Opposition legislators have boycotted a vote in Angola's parliament in a rare show of dissent against one of Africa's most autocratic governments, accusing it of covering up details of lawmaking and new loan deals struck with China.
President Eduardo do Santos has held power for 36 years but discontent has grown over China's increasing economic dominance in Africa's No. 2 oil-exporting country while most Angolans remain impoverished, seeing little benefit from energy revenues.
The main opposition UNITA party, which waged a 27-year civil war with dos Santos's MPLA until 2002, and smaller opposition groups boycotted parliamentary debates and votes on several bills including an investment law on Wednesday.
The bill, meant to increase foreign investment in the southwest African nation, ended up being passed unopposed by MPLA lawmakers.
Few details of the law were made public by the government but it entailed reducing bureaucracy and creating special economic zones, free-trade zones and unspecified "investment incentives", according to the MPLA.
UNITA lawmakers called for full details of all bills to be made public and said parliamentary debates and votes should be televised on independent news channels, rather than the current system of edited excerpts in state-run media.

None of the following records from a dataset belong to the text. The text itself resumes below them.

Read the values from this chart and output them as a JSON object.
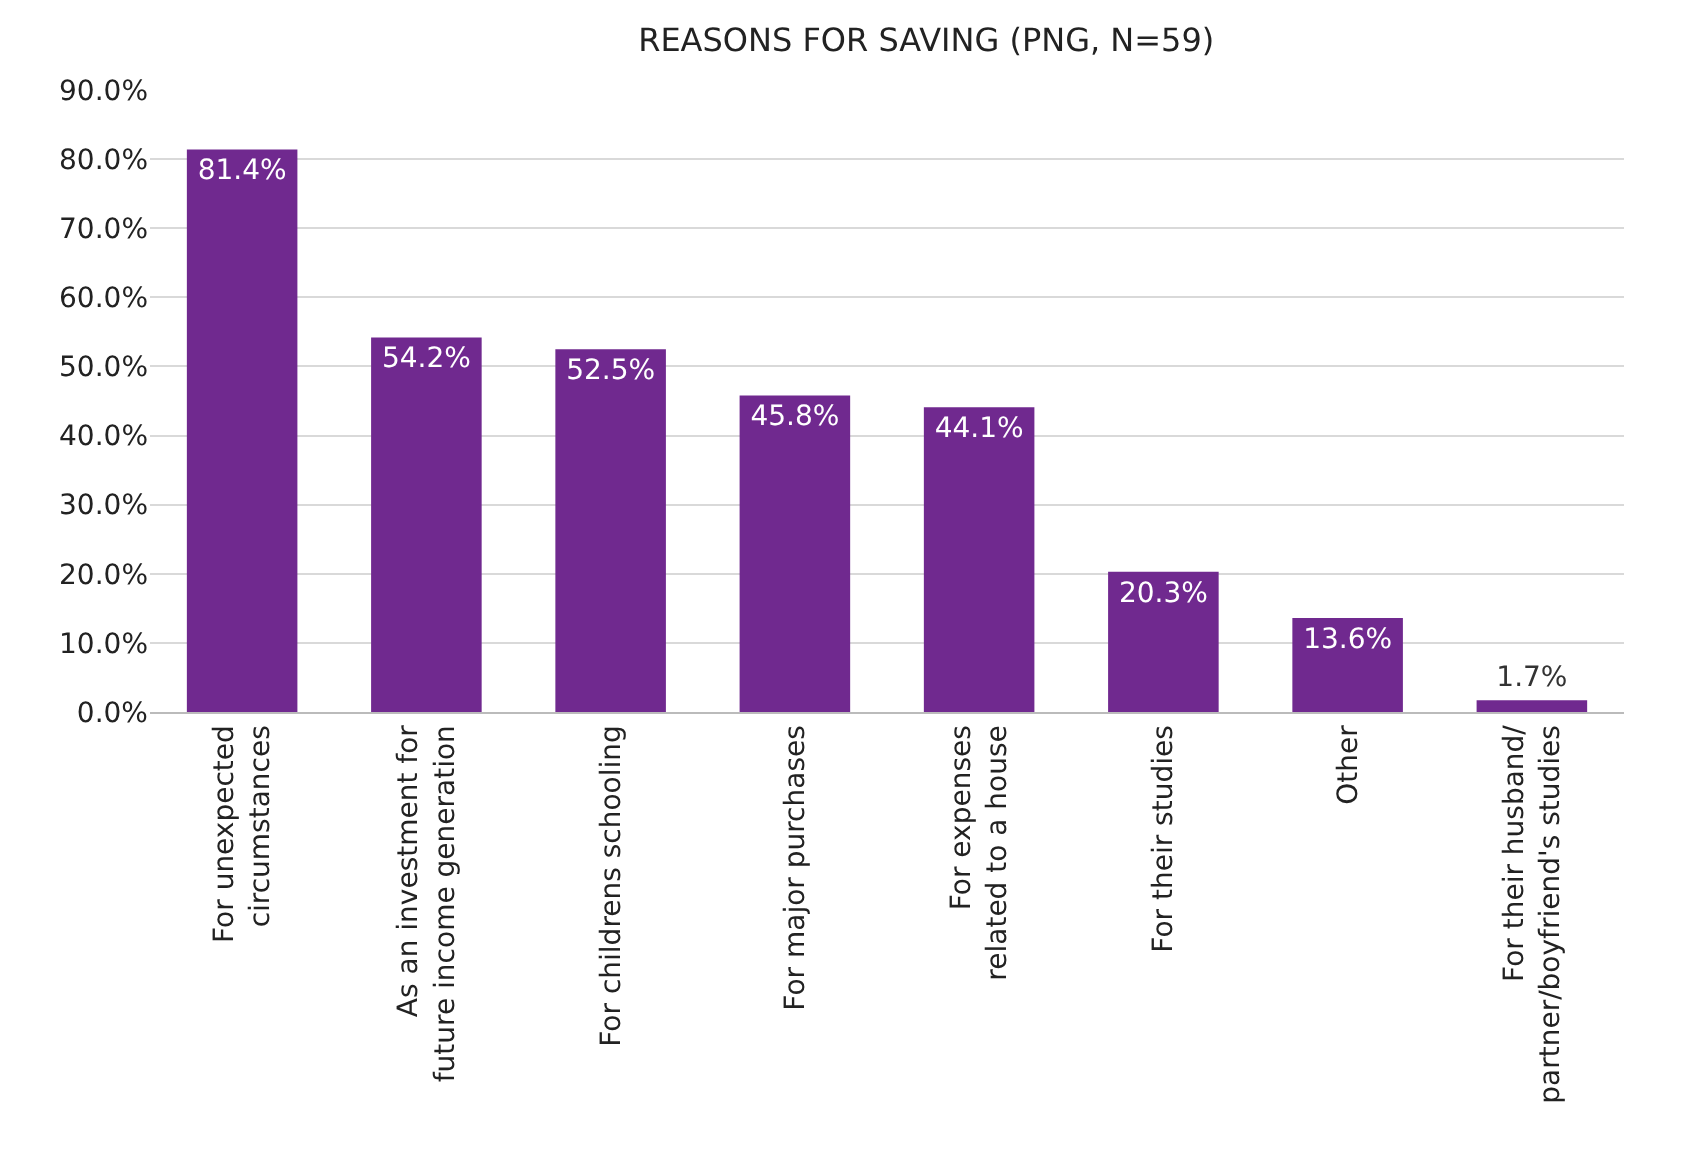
{
  "chart_data": {
    "type": "bar",
    "title": "REASONS FOR SAVING (PNG, N=59)",
    "categories": [
      "For unexpected\ncircumstances",
      "As an investment for\nfuture income generation",
      "For childrens schooling",
      "For major purchases",
      "For expenses\nrelated to a house",
      "For their studies",
      "Other",
      "For their husband/\npartner/boyfriend's studies"
    ],
    "values": [
      81.4,
      54.2,
      52.5,
      45.8,
      44.1,
      20.3,
      13.6,
      1.7
    ],
    "value_labels": [
      "81.4%",
      "54.2%",
      "52.5%",
      "45.8%",
      "44.1%",
      "20.3%",
      "13.6%",
      "1.7%"
    ],
    "color": "#70298f",
    "ylim": [
      0,
      90
    ],
    "yticks": [
      {
        "value": 0,
        "label": "0.0%"
      },
      {
        "value": 10,
        "label": "10.0%"
      },
      {
        "value": 20,
        "label": "20.0%"
      },
      {
        "value": 30,
        "label": "30.0%"
      },
      {
        "value": 40,
        "label": "40.0%"
      },
      {
        "value": 50,
        "label": "50.0%"
      },
      {
        "value": 60,
        "label": "60.0%"
      },
      {
        "value": 70,
        "label": "70.0%"
      },
      {
        "value": 80,
        "label": "80.0%"
      },
      {
        "value": 90,
        "label": "90.0%"
      }
    ],
    "grid": "y"
  }
}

"Angolans do not have the opportunity to know what is happening in this house that is supposed to represent us all," UNITA MP Mihaela Webba told the national assembly.
The MPLA did not immediately comment on the need for greater transparency in parliament, but said the investment law was crucial to improving competition and increasing investment.
UNITA MPs also urged dos Santos to reveal details of the multi-billion-dollar loans that he agreed in Beijing last month and were billed as helping to prop up public finances hammered since global oil prices dropped by half last year.
Many Angolans are angered by the increasing Chinese influence in what is sub-Saharan Africa's third largest economy.
They believe powerful politicians and Chinese companies gain the biggest benefit from opaque loan deals.
"How much did our president get from China? Nobody knows. How will we pay for it? Nobody knows," UNITA lawmaker Raul Danda told parliamentarians. "We asked our president to explain what he did in China but the boss does not talk."
But any serious anti-government movement is still seen as unlikely since Luanda has the best-funded army in sub-Saharan Africa and dissent is usually quelled quickly and ruthlessly.
China has lent Angola around $20 billion since the civil war ended, according to Reuters estimates. Repayments are often paid with oil or funds go directly to Chinese construction firms that have built roads, hospitals, houses and railways across Angola.
This means dollars don't end up entering the real economy, increasing costs for ordinary Angolans. Millions still live on less than $2 a day and World Bank studies rank the country 169 out of 175 countries in terms of income equality.